И вот однажды, как сейчас помню, в субботу мы ехали к бабушке, то есть, значит, к папиной маме, на Нижнюю улицу. Доехали на метро до «Белорусской» и только встали на эскалатор, как с противоположной стороны кто-то громогласно крикнул: «Аркадий!» Отец вздрогнул, обернулся и дальше, я даже охнуть не успел, понесся вниз, расталкивая всех и бесконечно повторяя на бегу: «Извините!.. Прошу прощения!.. Ради бога!..» А с той стороны ровно с теми же словами скакал вниз по ступенькам здоровенный дядька в военной форме.
Я, не очень понимая, что, собственно, произошло, доехал до верха, перешел на другую сторону и поехал обратно вниз.
Все, кто стоял на эскалаторах, смотрели в одну сторону. Те, кто ехал вверх, стояли уже спиной к движению, а те, кто ехал вниз, поднимались на цыпочки, перегибались через поручни, подпрыгивали, чтобы лучше видеть. Свистела дежурная, бурлила толпа, возник невесть откуда взявшийся милиционер, и все улыбались. Все! Я очень хорошо помню, улыбались все. Остановили эскалатор. Люди все подходили и подходили.
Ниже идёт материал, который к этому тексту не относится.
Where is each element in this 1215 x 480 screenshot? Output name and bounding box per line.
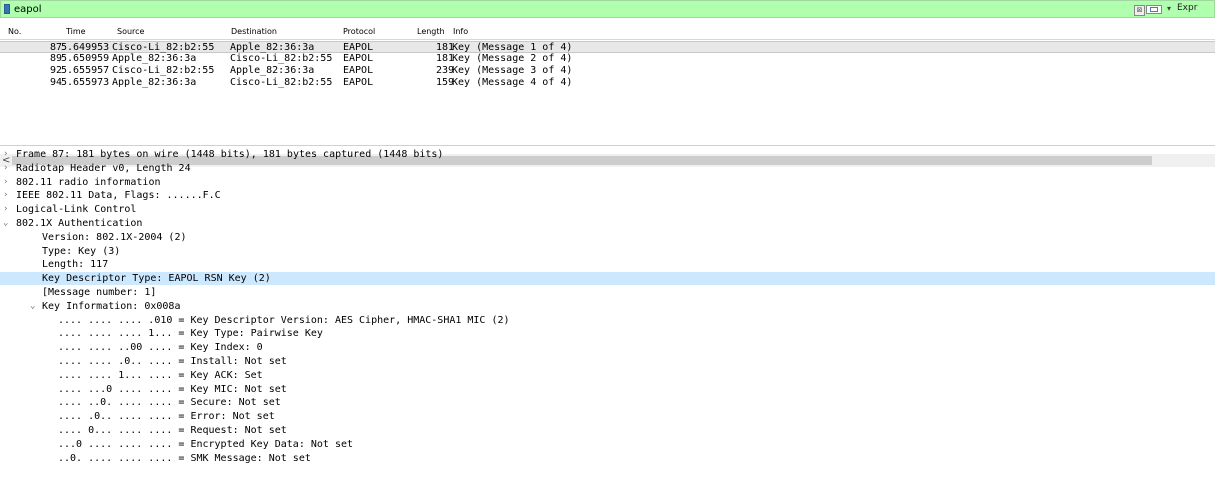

А посреди всего этого стояли, стиснув друг друга, отец и этот дядька.
Выяснилось, что встречаются однополчане не девятого мая, а восьмого, и не в скверике у Большого театра, а в Александровском саду у Итальянского грота.
И на следующий год мы туда и пошли.
Никогда ни до, ни после не видел ничего подобного. Не забуду никогда.
Никогда не забуду и похороны вождя народов.
Шестого марта.
Сначала долго не начинались уроки. Мы сидели и ждали, но никто не приходил. Потом открылась дверь и вошла Елизавета Андреевна, наша классная. Маленькая, сухонькая, с забранным назад пучком седых волос. Боялись ее в школе ужасно.
Вошла, молча встала у окна и застыла там. Минут десять стояла так и молчала, только плечи у нее мелко тряслись.
Потом повернулась к нам, оглядела класс совершенно сухими, ничего не видящими глазами и сказала хрипло: «Можете идти домой. Уроков не будет…»
И опять отвернулась к окну.
Мы ринулись на улицу. Уже, как обычно, перебегая улицу Чкалова, мы вдруг остановились посредине, не понимая, что происходит.
Мало того что никто не свистнул, никто не заорал «Стой, куда под машины?!», происходило вообще что-то совершенно необычное.
Стояло все!
Машины, троллейбусы, трамваи, люди на улице. И гудели паровозные гудки на Курском вокзале. Гудели долго, наверное, минут десять.
А потом стало тихо. Совсем тихо. Совсем-совсем тихо.
Люди шли и плакали. Кто вытирал лицо рукавом, кто – закрыв рот ладонью, кто просто шел и плакал на ходу, даже не утирая слез.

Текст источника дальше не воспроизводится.